Das Französische hat sich Assia Djebar nicht ausgesucht. Sie ging in den vierziger Jahren, während der Kolonialzeit in eine französische Schule, war, bis zum Abitur, die einzige arabische Schülerin unter lauter Französinnen. »Selbst wenn ich das literarische Arabisch in der Schule hätte lernen wollen, es wurde gar nicht unterrichtet.« Im Unterricht wurde Französisch gesprochen, Englisch, Latein und Griechisch gelehrt; Arabisch lernte sie in der Koranschule, einer kleinen Privatschule, wie sie sie in ihrem Roman Fantasia beschreibt.

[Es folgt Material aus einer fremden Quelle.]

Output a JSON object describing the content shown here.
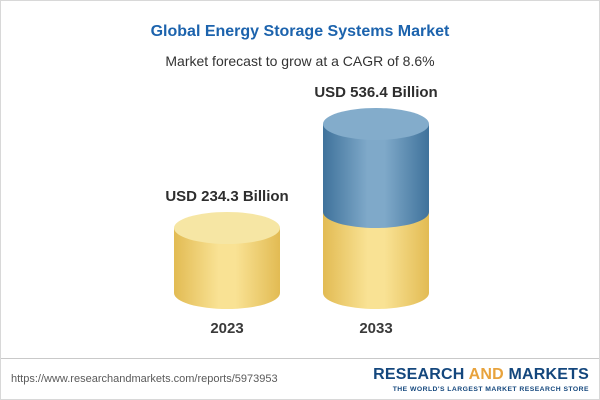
{
  "chart": {
    "title": "Global Energy Storage Systems Market",
    "subtitle": "Market forecast to grow at a CAGR of 8.6%"
  },
  "chart_data": {
    "type": "bar",
    "title": "Global Energy Storage Systems Market",
    "subtitle": "Market forecast to grow at a CAGR of 8.6%",
    "unit": "USD Billion",
    "categories": [
      "2023",
      "2033"
    ],
    "values": [
      234.3,
      536.4
    ],
    "cagr": "8.6%",
    "legend_position": "none",
    "grid": false,
    "bars": [
      {
        "category": "2023",
        "value": 234.3,
        "value_label": "USD 234.3 Billion",
        "segments": [
          {
            "value": 234.3,
            "color": "yellow"
          }
        ]
      },
      {
        "category": "2033",
        "value": 536.4,
        "value_label": "USD 536.4 Billion",
        "segments": [
          {
            "value": 234.3,
            "color": "yellow"
          },
          {
            "value": 302.1,
            "color": "blue"
          }
        ]
      }
    ],
    "colors": {
      "yellow": "#f0d374",
      "blue": "#5b8bb0",
      "title": "#1c63ad"
    }
  },
  "footer": {
    "url": "https://www.researchandmarkets.com/reports/5973953",
    "logo": {
      "part1": "RESEARCH",
      "part2": "AND",
      "part3": "MARKETS",
      "tagline": "THE WORLD'S LARGEST MARKET RESEARCH STORE"
    }
  }
}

Das Französische, die Sprache des ehemaligen Kolonisators, wurde ihr »unverrückbar«, wie sie selbst sagt, »zur Sprache des Denkens«, während ihre »Sprache der Liebe, des Leidens und auch des Gebets« das Arabische, ihre Muttersprache, blieb. So schrieb sie ihre ersten Romane auf Französisch, ohne sich zu überlegen, was das für ihre Identität bedeuten könnte. Doch die Zweifel kamen, und Assia Djebar schrieb zehn Jahre lang keine Zeile mehr. Sie arbeitete in dieser Zeit an Dokumentarfilmen, erstellte zur französischen Fassung von »La nouba des femmes« auch eine arabische Version, in der sie die Frauen im O-Ton sprechen ließ. In diesem Spiel mit den Sprachen fand sie einen neuen Zugang zum Schreiben und begriff, dass sie französisch schreiben konnte und doch einen eigenen Rhythmus, eine eigene Art des Fühlens nicht verleugnen musste: Sie baute das Vertraute in die fremde Sprache ein: »Seit diesem Moment wurzelt wahrscheinlich mein Stil, möglicherweise aber auch mein gedanklicher Aufbau, auf jeden Fall der Rhythmus meiner Sätze, in einem Feld außerhalb der französischen Sprache, nämlich im Arabischen und Berberischen.« Seitdem kann Assia Djebar die französische Sprache akzeptieren, weil sie sie gestaltet. Es ist ihr Französisch geworden.

Dass das starke, kraftvoll bewegte Moment in Djebars Schreiben auch beim Übersetzen nicht verloren geht, beweisen die gelungenen deutschen Ausgaben verschiedener Übersetzer. Besonders in der zweisprachigen Ausgabe der Frankfurter Rede (übersetzt von Beate Thill) kann man sich davon überzeugen.